Junto con el cambio climático, las armas nucleares representan una amenaza existencial para nuestras sociedades. La mayor parte de las aproximadamente 13.000 armas nucleares que existen actualmente en los arsenales mundiales son mucho más destructivas que las bombas lanzadas sobre Hiroshima y Nagasaki. Cualquier uso desencadenaría un desastre humanitario de proporciones inimaginables.  
Ha llegado el momento de volver al entendimiento común de que una guerra nuclear no se puede ganar y no se debe librar nunca, al acuerdo colectivo de que debemos trabajar por un mundo libre de armas nucleares y al espíritu de cooperación que permitió lograr progresos históricos con miras a su eliminación.  

Se espera que los Estados Unidos y la Federación de Rusia, en su calidad de poseedores de alrededor del 90 % de las armas nucleares, abran camino en este sentido. El “Nuevo Tratado START” mantiene límites verificables. Su prórroga por cinco años permitiría ganar tiempo para negociar nuevos acuerdos, incluida la posible participación de otros países poseedores de armas nucleares.  

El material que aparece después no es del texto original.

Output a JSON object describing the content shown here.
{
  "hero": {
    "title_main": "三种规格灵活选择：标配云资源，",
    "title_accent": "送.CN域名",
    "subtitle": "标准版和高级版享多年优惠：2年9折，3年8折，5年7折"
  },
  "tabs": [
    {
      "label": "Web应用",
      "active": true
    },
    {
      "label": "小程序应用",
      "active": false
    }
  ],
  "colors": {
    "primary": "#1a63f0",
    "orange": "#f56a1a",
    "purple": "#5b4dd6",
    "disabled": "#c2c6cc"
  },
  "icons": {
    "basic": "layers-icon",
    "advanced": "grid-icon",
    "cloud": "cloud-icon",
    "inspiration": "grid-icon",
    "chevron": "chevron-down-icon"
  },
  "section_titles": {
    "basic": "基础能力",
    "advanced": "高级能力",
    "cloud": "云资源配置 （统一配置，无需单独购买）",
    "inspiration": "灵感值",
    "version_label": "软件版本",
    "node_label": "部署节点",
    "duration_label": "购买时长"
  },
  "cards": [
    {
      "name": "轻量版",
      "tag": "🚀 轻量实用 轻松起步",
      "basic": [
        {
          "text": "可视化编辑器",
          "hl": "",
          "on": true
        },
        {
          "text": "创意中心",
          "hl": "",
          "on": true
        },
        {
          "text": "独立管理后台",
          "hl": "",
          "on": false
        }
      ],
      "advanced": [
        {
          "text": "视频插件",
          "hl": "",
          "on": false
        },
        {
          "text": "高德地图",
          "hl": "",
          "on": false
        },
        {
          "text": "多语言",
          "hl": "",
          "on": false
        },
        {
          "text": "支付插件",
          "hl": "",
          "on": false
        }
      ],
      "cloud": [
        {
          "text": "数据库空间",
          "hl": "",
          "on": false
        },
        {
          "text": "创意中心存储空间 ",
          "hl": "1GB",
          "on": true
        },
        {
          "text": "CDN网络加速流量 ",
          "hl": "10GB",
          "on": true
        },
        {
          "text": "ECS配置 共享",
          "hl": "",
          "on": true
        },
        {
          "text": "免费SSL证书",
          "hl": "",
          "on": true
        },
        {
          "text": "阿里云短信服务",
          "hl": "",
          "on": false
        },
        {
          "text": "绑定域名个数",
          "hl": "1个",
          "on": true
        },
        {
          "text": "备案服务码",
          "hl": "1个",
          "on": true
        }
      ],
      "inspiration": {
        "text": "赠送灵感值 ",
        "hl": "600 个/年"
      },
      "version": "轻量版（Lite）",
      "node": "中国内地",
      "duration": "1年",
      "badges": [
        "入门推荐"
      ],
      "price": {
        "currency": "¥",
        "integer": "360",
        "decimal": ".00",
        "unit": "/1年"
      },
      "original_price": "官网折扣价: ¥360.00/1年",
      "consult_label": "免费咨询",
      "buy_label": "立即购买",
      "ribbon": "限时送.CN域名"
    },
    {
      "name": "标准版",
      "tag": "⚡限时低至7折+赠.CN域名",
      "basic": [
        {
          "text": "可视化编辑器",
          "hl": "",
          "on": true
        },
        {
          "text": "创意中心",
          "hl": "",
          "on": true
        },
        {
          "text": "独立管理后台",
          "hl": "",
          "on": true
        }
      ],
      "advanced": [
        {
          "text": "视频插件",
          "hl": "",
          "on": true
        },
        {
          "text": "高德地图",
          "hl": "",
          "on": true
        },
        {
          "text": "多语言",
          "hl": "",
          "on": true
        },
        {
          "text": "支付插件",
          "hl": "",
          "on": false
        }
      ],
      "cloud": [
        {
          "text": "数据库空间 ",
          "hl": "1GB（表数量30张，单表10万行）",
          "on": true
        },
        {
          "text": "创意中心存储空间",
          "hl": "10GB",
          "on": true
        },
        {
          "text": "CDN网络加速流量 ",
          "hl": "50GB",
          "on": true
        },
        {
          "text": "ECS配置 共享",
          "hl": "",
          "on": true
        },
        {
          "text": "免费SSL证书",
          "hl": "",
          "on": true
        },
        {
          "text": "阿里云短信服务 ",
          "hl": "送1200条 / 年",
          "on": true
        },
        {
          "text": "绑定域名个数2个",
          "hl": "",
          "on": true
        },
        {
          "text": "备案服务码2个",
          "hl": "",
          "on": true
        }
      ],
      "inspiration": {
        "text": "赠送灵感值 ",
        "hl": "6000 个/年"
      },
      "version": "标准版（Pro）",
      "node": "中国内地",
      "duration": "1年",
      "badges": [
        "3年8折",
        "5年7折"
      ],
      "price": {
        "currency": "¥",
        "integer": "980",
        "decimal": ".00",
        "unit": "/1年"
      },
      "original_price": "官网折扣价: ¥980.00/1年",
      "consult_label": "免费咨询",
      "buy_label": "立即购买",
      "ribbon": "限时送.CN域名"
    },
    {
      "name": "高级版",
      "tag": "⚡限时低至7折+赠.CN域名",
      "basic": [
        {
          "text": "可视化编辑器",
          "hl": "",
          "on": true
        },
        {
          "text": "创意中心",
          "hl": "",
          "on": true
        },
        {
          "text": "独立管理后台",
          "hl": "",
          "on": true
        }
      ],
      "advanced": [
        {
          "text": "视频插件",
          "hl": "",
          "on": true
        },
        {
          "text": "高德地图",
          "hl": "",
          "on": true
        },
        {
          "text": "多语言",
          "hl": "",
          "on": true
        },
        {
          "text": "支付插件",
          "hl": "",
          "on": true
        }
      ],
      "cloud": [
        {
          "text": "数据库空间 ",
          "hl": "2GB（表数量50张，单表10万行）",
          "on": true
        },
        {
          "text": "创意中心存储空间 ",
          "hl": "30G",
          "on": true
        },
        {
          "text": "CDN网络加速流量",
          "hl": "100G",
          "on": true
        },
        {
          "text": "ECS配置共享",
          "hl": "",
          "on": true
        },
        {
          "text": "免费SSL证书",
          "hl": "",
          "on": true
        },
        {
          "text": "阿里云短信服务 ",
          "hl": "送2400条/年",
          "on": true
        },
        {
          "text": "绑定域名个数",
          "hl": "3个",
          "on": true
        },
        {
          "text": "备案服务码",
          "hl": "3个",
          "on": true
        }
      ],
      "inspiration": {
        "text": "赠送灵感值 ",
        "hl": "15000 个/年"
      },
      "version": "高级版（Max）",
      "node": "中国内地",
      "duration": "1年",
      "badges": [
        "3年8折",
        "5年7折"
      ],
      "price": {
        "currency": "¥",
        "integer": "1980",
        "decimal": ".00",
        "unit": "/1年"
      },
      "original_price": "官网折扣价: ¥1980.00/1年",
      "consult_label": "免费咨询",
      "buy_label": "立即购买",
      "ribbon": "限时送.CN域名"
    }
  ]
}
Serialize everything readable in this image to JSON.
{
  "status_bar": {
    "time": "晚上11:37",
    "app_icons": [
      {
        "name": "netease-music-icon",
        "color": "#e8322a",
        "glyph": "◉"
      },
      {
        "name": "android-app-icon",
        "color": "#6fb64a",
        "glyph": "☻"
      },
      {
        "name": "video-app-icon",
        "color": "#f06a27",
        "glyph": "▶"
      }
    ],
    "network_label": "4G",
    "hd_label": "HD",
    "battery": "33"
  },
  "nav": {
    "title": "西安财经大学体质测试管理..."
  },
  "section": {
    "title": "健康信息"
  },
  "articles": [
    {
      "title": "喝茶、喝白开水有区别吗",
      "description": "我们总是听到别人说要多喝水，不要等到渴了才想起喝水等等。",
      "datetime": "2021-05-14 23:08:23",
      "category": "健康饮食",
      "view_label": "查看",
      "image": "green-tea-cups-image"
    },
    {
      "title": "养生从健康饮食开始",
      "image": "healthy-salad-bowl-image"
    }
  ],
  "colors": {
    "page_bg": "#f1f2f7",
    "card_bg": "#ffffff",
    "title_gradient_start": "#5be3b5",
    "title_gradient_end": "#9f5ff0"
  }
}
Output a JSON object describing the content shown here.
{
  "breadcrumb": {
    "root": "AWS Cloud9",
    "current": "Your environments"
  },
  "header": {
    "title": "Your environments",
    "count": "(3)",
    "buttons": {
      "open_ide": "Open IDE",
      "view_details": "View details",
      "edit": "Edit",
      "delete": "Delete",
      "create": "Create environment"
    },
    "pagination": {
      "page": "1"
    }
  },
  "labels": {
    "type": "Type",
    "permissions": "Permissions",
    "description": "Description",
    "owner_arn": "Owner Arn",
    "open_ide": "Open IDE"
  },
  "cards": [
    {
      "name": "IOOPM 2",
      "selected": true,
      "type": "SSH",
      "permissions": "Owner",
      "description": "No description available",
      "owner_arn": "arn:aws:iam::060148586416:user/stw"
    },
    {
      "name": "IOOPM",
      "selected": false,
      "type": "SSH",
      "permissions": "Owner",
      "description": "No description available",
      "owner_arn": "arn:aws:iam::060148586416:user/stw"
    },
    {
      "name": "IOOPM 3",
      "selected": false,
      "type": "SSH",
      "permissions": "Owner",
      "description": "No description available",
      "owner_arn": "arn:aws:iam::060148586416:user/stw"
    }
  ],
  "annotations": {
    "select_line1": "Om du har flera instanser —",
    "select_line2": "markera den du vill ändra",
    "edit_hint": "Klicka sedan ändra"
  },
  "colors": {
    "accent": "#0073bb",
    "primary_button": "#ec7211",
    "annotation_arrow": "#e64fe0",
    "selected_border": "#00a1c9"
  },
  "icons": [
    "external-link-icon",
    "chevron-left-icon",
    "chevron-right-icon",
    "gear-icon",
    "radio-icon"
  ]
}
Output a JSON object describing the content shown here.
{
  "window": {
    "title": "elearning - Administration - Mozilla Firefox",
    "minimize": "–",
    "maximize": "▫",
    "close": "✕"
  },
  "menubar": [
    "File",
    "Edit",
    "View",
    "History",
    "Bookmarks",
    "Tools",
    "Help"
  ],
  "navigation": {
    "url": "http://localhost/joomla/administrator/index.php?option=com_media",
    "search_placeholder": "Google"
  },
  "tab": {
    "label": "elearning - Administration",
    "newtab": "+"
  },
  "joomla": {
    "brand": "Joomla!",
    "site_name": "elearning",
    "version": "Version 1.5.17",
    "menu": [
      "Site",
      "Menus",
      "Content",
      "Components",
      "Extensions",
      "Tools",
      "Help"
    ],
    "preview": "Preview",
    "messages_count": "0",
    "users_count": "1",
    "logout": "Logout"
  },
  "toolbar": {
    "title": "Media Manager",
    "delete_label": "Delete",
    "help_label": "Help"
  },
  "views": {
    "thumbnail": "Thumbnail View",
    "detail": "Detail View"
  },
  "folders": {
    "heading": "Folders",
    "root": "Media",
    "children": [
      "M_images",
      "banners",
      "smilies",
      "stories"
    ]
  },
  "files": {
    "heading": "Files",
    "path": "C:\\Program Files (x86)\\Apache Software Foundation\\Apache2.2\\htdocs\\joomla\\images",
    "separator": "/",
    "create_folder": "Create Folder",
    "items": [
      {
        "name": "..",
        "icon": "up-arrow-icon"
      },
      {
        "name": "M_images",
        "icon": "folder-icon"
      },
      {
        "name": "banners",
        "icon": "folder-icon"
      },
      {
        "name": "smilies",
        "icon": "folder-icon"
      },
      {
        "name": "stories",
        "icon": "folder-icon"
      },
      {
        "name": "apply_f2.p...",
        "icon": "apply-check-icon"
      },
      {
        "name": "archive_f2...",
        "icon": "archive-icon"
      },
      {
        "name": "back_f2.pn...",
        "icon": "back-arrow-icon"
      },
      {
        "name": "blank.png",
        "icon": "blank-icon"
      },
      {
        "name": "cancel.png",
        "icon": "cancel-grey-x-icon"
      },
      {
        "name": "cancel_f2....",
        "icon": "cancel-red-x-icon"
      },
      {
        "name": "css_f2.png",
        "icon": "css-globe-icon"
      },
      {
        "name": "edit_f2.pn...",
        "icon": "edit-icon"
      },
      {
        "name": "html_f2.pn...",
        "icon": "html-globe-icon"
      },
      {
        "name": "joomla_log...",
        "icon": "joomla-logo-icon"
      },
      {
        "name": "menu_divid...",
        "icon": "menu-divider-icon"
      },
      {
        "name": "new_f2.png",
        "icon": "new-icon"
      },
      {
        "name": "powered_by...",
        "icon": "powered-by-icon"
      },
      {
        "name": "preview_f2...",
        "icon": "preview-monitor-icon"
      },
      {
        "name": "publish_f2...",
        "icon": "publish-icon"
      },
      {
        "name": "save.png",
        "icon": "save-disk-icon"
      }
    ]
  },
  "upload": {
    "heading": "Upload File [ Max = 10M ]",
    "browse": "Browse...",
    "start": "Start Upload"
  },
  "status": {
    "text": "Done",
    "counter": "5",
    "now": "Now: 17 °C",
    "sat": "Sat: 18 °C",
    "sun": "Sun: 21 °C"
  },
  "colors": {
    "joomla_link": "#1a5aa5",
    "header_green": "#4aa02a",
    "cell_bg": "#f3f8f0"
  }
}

El próximo año, las Naciones Unidas organizarán la Conferencia de las Partes encargada del Examen del Tratado sobre la No Proliferación de las Armas Nucleares (TNP), uno de los acuerdos de seguridad internacional que han tenido más éxito. En él figuran los únicos compromisos basados en un tratado que han asumido los cinco mayores países poseedores de armas nucleares con miras a su eliminación y se imponen obligaciones verificables de no adquirir ni desarrollar armas nucleares. El hecho de que casi todos los países formen parte del Tratado significa que la inmensa mayoría de la comunidad internacional está vinculada por estos compromisos. La Conferencia de Examen del Tratado sobre la No Proliferación es una oportunidad para detener la erosión del orden nuclear internacional.  

Afortunadamente, la mayoría de los Estados Miembros de las Naciones Unidas sigue comprometida con el objetivo de un mundo libre de armas nucleares. Este compromiso se refleja en los 122 países que apoyaron la aprobación del Tratado sobre la Prohibición de las Armas Nucleares. Estos países entienden que las consecuencias de cualquier uso de armas nucleares serían catastróficas. No podemos arriesgarnos a una repetición de Hiroshima o Nagasaki o algo peor. Al tiempo que reflexionamos sobre el sufrimiento de los hibakusha, debemos ver esta tragedia como un clamor para la humanidad y comprometernos de nuevo con un mundo libre de armas nucleares.